When writing Wolf Hall, Hilary Mantel hunted for every shred of information she could find on Thomas Cromwell, Anne Boleyn, Henry VIII and the rest of her historical cast in the letters and records of the time. She was looking for their voices and included their actual words as often as she could in the dialogue of her novel. In effect, she imbued her story with ghosts, allowing them to partner in the telling of their own fictional account.

In Letters from Baghdad, filmmakers Sabine Krayenbühl and Zeva Oelbaum employ a similar device while telling the story of Gertrude Bell, the “most powerful woman in the British Empire in her day.” A contemporary of T.E. Lawrence (aka Lawrence of Arabia), Bell first travelled to Teheran in 1892 at the age of 24, beginning a personal journey of exploration, discovery and colonial conquest that would span three decades.

The story is told using primary sources including Bell’s extensive correspondences, diaries and secret communiqués. Like Mantel, the filmmakers scoured newspapers and official records to find the voices of Bell’s colleagues, superiors and critics. At no point in the documentary does an expert on the Middle East speak of Bell’s influence on the region or the British occupation of Iraq. As in her life, Bell speaks for herself, here voiced by Tilda Swinton.

In another world, you are not asking yourself who Gertrude Bell is and what her influence on history word. In that world, Tilda Swinton plays her in a lavish epic that would rival David Lean’s Lawrence of Arabia. A fierce personality who established many firsts for a woman in British society, Bell began her time in the Middle East as a writer, photographer and explorer in the early 20th century. She led a 1500-mile expedition into the desert, mapped the wells and made notes of the tribes she met (information that would later become invaluable to Lawrence). During World War I, she was recruited by British Intelligence to be a spy and became the Honorary Director of Antiquities of Iraq after the war. That she helped draw that country’s borders and was party to the scheme that crowned the first king of Iraq are just a few of her bona fides.

Visually, Krayenbühl and Oelbaum use two strategies for telling Bell’s story. First, they use still photographs of their subjects and the familiar slow pan over the images while Swinton or another actor is speaking. But the real feat is the use of archival footage. Krayenbühl, Oelbaum and their producing partners pored over film archives in the Middle East for film clips of the region shot during Bell’s time. What seemed unlikely to exist did and helps give the documentary a visual texture that seems impossible. We are given glimpses of places like Cairo, Teheran and Baghdad before progress and war ravaged them. In its infancy as a medium, film was able to preserve this world in amber.

While we are given license to marvel at the tour de force that is Gertrude Bell, her own words also serve to indict her. She was a colonialist and a member of the British aristocracy before becoming a civil servant in the employ of her empire. She helped demarcate the borders around the Sunnis, Kurds and Shia. They are the same that exist today and led to the sectarian violence the United States military knows so well.

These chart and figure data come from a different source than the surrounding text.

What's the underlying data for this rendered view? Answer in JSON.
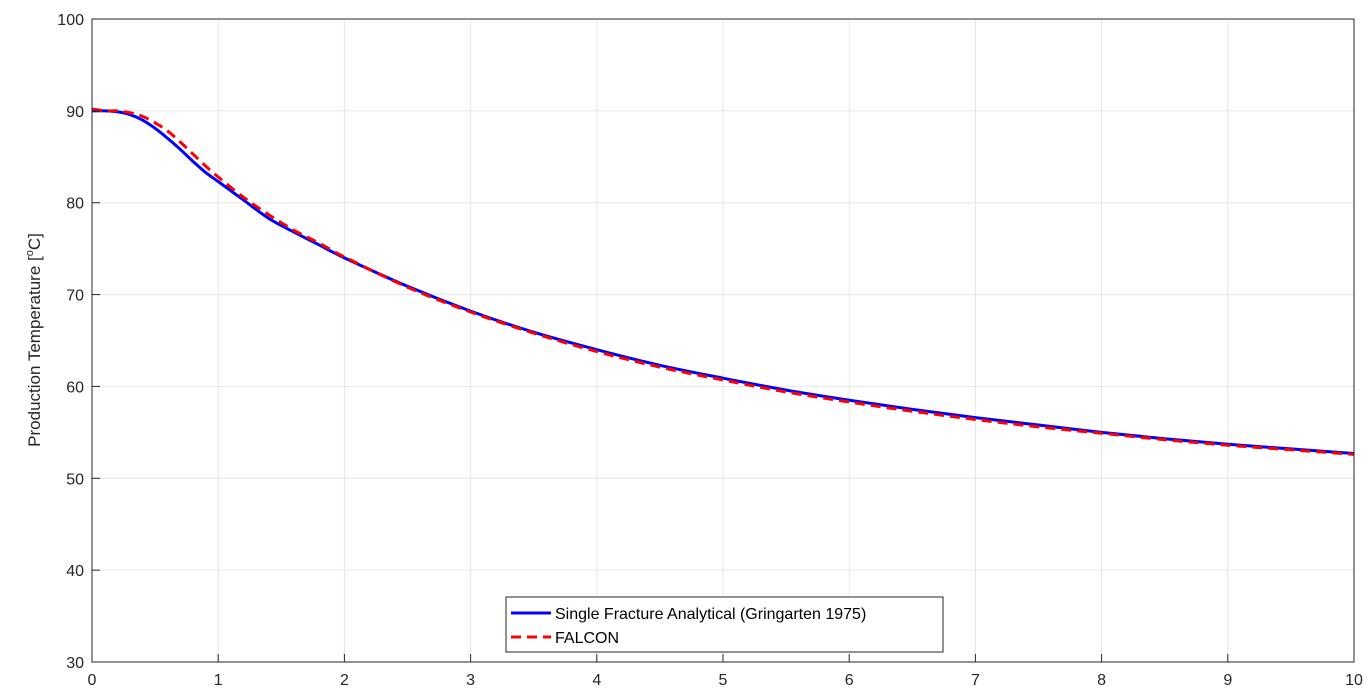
{
  "chart_data": {
    "type": "line",
    "title": "",
    "xlabel": "",
    "ylabel_main": "Production Temperature [",
    "ylabel_degree": "o",
    "ylabel_unit": "C]",
    "xlim": [
      0,
      10
    ],
    "ylim": [
      30,
      100
    ],
    "x_ticks": [
      0,
      1,
      2,
      3,
      4,
      5,
      6,
      7,
      8,
      9,
      10
    ],
    "y_ticks": [
      30,
      40,
      50,
      60,
      70,
      80,
      90,
      100
    ],
    "grid": true,
    "legend_placement": "bottom-center",
    "series": [
      {
        "name": "Single Fracture Analytical (Gringarten 1975)",
        "color": "#0000ff",
        "style": "solid",
        "x": [
          0,
          0.1,
          0.2,
          0.3,
          0.4,
          0.5,
          0.6,
          0.7,
          0.8,
          0.9,
          1.0,
          1.2,
          1.4,
          1.6,
          1.8,
          2.0,
          2.5,
          3.0,
          3.5,
          4.0,
          4.5,
          5.0,
          5.5,
          6.0,
          6.5,
          7.0,
          7.5,
          8.0,
          8.5,
          9.0,
          9.5,
          10.0
        ],
        "y": [
          90.0,
          90.0,
          89.9,
          89.6,
          89.0,
          88.1,
          87.0,
          85.8,
          84.5,
          83.3,
          82.3,
          80.3,
          78.3,
          76.8,
          75.4,
          74.0,
          70.9,
          68.2,
          65.9,
          64.0,
          62.3,
          60.9,
          59.6,
          58.5,
          57.5,
          56.6,
          55.8,
          55.0,
          54.3,
          53.7,
          53.2,
          52.7
        ]
      },
      {
        "name": "FALCON",
        "color": "#ff0000",
        "style": "dashed",
        "x": [
          0,
          0.1,
          0.2,
          0.3,
          0.4,
          0.5,
          0.6,
          0.7,
          0.8,
          0.9,
          1.0,
          1.2,
          1.4,
          1.6,
          1.8,
          2.0,
          2.5,
          3.0,
          3.5,
          4.0,
          4.5,
          5.0,
          5.5,
          6.0,
          6.5,
          7.0,
          7.5,
          8.0,
          8.5,
          9.0,
          9.5,
          10.0
        ],
        "y": [
          90.2,
          90.0,
          90.0,
          89.8,
          89.4,
          88.7,
          87.8,
          86.6,
          85.3,
          84.0,
          82.8,
          80.6,
          78.7,
          77.0,
          75.6,
          74.1,
          70.8,
          68.1,
          65.8,
          63.8,
          62.1,
          60.7,
          59.4,
          58.3,
          57.3,
          56.4,
          55.6,
          54.9,
          54.2,
          53.6,
          53.1,
          52.6
        ]
      }
    ]
  }
}
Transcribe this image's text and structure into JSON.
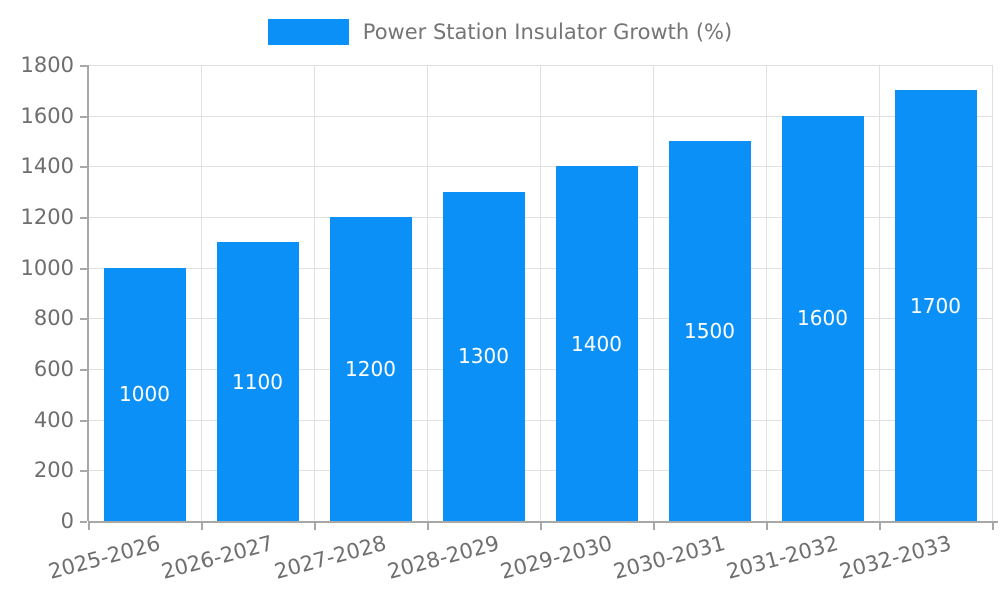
{
  "colors": {
    "bar": "#0b90f8",
    "grid": "#e0e0e0",
    "axis": "#a8a8a8",
    "ticktext": "#6e6e6e",
    "legendtext": "#757575",
    "barlabel": "#ffffff",
    "background": "#ffffff"
  },
  "legend": {
    "label": "Power Station Insulator Growth (%)"
  },
  "chart_data": {
    "type": "bar",
    "title": "Power Station Insulator Growth (%)",
    "categories": [
      "2025-2026",
      "2026-2027",
      "2027-2028",
      "2028-2029",
      "2029-2030",
      "2030-2031",
      "2031-2032",
      "2032-2033"
    ],
    "values": [
      1000,
      1100,
      1200,
      1300,
      1400,
      1500,
      1600,
      1700
    ],
    "xlabel": "",
    "ylabel": "",
    "ylim": [
      0,
      1800
    ],
    "yticks": [
      0,
      200,
      400,
      600,
      800,
      1000,
      1200,
      1400,
      1600,
      1800
    ],
    "grid": true,
    "legend_position": "top-center",
    "bar_value_labels": "inside-center",
    "xtick_rotation_deg": 15
  }
}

Krayenbühl and Oelbaum do not shy away from Bell’s complicity in the ethnic strife within the Iraq of her time. In fact, they use those moments to illustrate the historical arrogance of all those who took up nation building in the region once known as Mesopotamia.

Ultimately, Letters from Baghdad feels a bit thin, hoping to serve a subject in an hour and a half whose life deserves greater coverage. Krayenbühl and Oelbaum do create a fine primer about a fascinating and complicated historical character: Bell was a woman of extraordinary drive and intelligence who was almost erased from history. Her ghost has more to say.